Rep. Jerrold Nadler appeared with his fellow New York Rep. Peter King to discuss plans to build the Islamic center and mosque near ground zero on CNN's State of the Union. Nadler made a few really great points during this segment which more Democrats need to be repeating. The people opposed to the center being built are conflating Al Qaida with Islam, no one is objecting to the mosque in the Pentagon, the people who want to build the center already have a mosque a few blocks away which no one objected to and we don't put the Bill of Rights and religious freedom up to a vote.
He also said he'd respect the Republicans' sincerity on the issue if they'd voted to take care of the first responders instead of playing politics with the health of those that rushed into those buildings on 9-11. I couldn't agree more.
NADLER: Well, I certainly appreciate the sensitivities of some of the families of 9/11. There are others who have expressed support for it. The press has concentrated on those who have opposed it. But frankly, ground zero is hallowed ground. Two blocks away, first of all, is not so hallowed ground. Second of all, we should not -- government officials should not be in a position of pressuring people where to build their mosque or their church or whatever.
Third of all, as much as I respect the sensitivities of people, there is a fundamental mistake behind it, and that is how can you -- and I can quote any number of some of the people who have commented on it, and what they are saying essentially is how can you put a mosque there when, after all, Muslims attacked us on 9/11, and this is ripping open a wound?
Well, the fallacy is that Al Qaida attacked us. Islam did not attack us. Islam, like Christianity, like Judaism, like other religions, has many different people, some of whom regard other adherents of the religion as heretics of one sort or another.
It is only insensitive if you regard Islam as the culprit, as opposed to as the culprit. We were not attacked by all Muslims. And there were Muslims who were killed there, there were Muslims who were killed there. There were Muslims who ran in as first responders to help. And we cannot take any position like that.
NADLER: I am not going to comment on that, because I don't think it's proper for any government official to pressure them in any way. And if I were to say that I think it's a good idea for them to do it, since I am a government official, that would be government pressuring them.
But it's up to them.
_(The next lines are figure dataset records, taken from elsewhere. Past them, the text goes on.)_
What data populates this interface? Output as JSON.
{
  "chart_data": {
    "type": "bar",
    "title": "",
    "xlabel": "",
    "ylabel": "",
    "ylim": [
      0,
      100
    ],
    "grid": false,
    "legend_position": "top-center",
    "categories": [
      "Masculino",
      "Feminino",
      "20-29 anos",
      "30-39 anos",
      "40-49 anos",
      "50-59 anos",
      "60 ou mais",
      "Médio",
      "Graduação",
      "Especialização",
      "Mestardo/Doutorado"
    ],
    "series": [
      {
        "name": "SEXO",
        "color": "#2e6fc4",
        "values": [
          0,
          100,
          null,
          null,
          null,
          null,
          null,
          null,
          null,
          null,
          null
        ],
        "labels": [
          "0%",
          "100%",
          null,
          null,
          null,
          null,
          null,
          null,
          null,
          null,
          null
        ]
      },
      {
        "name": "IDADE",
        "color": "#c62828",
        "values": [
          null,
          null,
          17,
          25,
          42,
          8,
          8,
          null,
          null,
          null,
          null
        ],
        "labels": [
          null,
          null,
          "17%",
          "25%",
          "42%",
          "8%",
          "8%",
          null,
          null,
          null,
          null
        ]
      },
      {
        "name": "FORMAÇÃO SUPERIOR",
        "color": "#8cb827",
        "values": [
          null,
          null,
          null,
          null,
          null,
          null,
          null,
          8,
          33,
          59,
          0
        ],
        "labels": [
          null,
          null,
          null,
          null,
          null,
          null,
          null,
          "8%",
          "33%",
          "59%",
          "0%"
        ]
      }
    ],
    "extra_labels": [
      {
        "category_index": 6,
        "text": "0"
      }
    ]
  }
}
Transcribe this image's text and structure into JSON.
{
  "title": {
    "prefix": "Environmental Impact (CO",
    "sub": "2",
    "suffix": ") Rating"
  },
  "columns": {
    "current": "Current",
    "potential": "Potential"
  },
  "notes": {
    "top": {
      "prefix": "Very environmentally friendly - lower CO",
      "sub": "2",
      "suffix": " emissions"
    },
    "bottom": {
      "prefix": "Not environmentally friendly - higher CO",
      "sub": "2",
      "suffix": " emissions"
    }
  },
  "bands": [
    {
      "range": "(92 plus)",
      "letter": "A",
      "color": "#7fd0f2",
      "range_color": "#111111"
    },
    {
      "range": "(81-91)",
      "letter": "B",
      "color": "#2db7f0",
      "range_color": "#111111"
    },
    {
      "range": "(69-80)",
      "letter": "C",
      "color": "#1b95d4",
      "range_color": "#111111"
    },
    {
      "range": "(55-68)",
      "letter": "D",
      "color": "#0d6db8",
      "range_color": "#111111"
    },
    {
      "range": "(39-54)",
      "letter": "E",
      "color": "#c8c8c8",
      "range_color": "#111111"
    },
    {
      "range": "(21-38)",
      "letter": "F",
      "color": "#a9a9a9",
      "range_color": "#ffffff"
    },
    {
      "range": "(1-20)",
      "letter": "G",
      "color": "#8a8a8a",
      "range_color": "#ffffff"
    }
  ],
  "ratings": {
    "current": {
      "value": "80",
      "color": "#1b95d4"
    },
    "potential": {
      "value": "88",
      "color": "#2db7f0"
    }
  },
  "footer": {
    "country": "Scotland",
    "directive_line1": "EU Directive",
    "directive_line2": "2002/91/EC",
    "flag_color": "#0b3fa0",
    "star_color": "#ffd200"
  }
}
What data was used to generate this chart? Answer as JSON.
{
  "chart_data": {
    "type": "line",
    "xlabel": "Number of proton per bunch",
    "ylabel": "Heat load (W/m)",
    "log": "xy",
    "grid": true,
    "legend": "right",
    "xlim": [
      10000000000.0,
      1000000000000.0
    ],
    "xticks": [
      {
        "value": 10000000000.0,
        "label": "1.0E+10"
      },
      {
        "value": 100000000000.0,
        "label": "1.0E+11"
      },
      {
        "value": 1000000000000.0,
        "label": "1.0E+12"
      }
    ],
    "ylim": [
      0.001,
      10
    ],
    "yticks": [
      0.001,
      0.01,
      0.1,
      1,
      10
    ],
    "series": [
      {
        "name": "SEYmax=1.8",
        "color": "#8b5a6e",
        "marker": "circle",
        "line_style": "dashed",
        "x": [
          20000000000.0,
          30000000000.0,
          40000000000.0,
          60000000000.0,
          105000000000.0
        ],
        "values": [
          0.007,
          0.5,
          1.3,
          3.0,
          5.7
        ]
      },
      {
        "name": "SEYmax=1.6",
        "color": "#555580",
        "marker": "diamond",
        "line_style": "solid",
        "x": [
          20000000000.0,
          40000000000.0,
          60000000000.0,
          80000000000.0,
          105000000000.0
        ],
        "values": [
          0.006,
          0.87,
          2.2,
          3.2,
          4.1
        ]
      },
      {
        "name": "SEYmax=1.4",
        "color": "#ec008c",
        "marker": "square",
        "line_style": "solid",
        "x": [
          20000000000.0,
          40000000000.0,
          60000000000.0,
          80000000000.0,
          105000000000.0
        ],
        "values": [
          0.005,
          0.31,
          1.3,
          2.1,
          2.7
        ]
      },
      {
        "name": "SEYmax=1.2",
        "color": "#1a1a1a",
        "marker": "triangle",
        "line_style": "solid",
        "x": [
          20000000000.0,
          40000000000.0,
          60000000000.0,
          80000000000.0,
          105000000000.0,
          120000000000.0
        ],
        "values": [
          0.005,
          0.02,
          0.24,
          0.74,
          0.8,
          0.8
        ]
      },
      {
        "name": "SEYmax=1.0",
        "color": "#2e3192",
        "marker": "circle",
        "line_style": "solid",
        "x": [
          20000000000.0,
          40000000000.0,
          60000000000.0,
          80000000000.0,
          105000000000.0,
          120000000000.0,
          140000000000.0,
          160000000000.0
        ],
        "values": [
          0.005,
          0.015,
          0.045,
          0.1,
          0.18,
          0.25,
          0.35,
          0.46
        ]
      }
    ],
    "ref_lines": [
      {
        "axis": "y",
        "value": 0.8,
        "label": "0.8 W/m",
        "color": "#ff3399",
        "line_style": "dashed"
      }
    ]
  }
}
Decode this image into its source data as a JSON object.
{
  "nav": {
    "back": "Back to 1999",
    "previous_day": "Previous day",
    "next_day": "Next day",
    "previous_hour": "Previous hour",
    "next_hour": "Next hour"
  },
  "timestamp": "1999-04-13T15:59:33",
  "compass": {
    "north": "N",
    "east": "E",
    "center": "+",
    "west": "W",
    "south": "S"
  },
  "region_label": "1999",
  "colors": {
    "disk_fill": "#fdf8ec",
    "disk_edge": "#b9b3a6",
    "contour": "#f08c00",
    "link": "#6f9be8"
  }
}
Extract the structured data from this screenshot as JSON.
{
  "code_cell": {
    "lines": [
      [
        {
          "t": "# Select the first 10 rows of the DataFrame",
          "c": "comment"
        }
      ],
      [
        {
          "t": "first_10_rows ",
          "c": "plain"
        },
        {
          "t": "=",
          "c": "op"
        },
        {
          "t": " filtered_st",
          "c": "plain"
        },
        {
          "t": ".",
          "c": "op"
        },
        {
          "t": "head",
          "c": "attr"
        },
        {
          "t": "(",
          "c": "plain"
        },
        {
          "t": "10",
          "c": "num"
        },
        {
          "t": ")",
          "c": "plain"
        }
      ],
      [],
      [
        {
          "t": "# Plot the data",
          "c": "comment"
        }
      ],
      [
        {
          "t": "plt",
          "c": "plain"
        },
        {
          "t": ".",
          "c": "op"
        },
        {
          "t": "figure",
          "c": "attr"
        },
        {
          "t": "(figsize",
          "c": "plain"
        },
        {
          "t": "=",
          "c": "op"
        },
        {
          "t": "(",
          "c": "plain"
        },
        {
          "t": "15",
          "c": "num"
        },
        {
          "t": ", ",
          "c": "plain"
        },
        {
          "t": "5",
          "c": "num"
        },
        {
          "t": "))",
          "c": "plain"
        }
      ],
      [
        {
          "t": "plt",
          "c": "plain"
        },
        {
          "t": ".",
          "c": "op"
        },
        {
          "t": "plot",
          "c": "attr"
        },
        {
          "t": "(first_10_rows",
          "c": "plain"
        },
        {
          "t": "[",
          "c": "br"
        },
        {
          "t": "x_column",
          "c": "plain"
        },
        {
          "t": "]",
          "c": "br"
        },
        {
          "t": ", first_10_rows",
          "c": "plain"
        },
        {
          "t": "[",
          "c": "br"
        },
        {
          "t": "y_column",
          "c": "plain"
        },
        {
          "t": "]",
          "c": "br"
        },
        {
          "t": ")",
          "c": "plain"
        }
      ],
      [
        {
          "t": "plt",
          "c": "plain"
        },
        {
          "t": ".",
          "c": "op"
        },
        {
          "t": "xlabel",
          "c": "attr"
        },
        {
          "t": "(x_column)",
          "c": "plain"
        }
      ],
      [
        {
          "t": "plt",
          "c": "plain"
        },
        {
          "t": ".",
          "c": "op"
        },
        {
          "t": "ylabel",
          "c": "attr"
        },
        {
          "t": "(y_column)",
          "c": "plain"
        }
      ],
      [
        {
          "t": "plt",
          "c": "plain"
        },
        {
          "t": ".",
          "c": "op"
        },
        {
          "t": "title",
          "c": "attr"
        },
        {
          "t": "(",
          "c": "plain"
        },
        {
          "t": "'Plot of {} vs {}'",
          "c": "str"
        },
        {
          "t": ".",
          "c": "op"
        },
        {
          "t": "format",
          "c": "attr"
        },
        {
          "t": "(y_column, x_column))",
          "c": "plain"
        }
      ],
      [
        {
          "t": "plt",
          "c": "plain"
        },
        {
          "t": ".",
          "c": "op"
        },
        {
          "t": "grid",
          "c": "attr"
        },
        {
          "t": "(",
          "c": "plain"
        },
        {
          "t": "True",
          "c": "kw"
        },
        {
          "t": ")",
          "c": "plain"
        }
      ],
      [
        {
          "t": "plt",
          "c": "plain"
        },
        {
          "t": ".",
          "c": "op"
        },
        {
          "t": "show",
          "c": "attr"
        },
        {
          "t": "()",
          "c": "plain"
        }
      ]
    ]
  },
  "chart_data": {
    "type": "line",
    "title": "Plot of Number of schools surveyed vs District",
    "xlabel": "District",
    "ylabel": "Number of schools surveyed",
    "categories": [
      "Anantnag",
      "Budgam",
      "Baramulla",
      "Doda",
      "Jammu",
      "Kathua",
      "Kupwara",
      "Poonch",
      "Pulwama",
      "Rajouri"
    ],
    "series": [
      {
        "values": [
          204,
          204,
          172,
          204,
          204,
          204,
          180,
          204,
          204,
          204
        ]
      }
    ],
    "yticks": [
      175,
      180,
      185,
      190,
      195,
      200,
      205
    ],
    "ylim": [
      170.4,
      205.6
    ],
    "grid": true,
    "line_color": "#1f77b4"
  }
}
If they want to do that, they're certainly free to do it.
But I want to point out several things. One, there is a mosque in the Pentagon, which is also hallowed ground. No one objects to that. Second, the people who want to build this facility, which is partially a mosque and partially a community center, have a mosque a few blocks away from there, which no one has objected to.
And thirdly, objecting to this mosque would be as objectionable if you wouldn't object to a church or a synagogue in the same place because that's blaming all Islam and you can't blame an entire religion.
And finally, I would take the sincerity of many of the Republican critics of this, Peter King very much accepted, much more -- I would understand the sincerity much more if they were supporting, as Peter is, but very few other Republicans are, the bill to give health care coverage to the 9/11 heroes and responders which all but 12 Republicans voted against in the House last week.
NADLER: Well, I did not say they were playing politics. I said I would respect their sincerity more.
But we do not put the Bill of Rights, we do not put the religious freedom to a vote. The reason we have a Bill of Rights is that you have your religious rights, your right to freedom of speech for the press et cetera, whether majorities like you or not, frankly.
I hope that people will understand that government has no role in this. Peter has now said this. Many of the people who have been saying this -- who have been on the other side have not been willing to say that. Peter has, I appreciate that.
As to whether the imam wants to have the mosque somewhere else, that's up to them, and government should not pressure them one way or the other.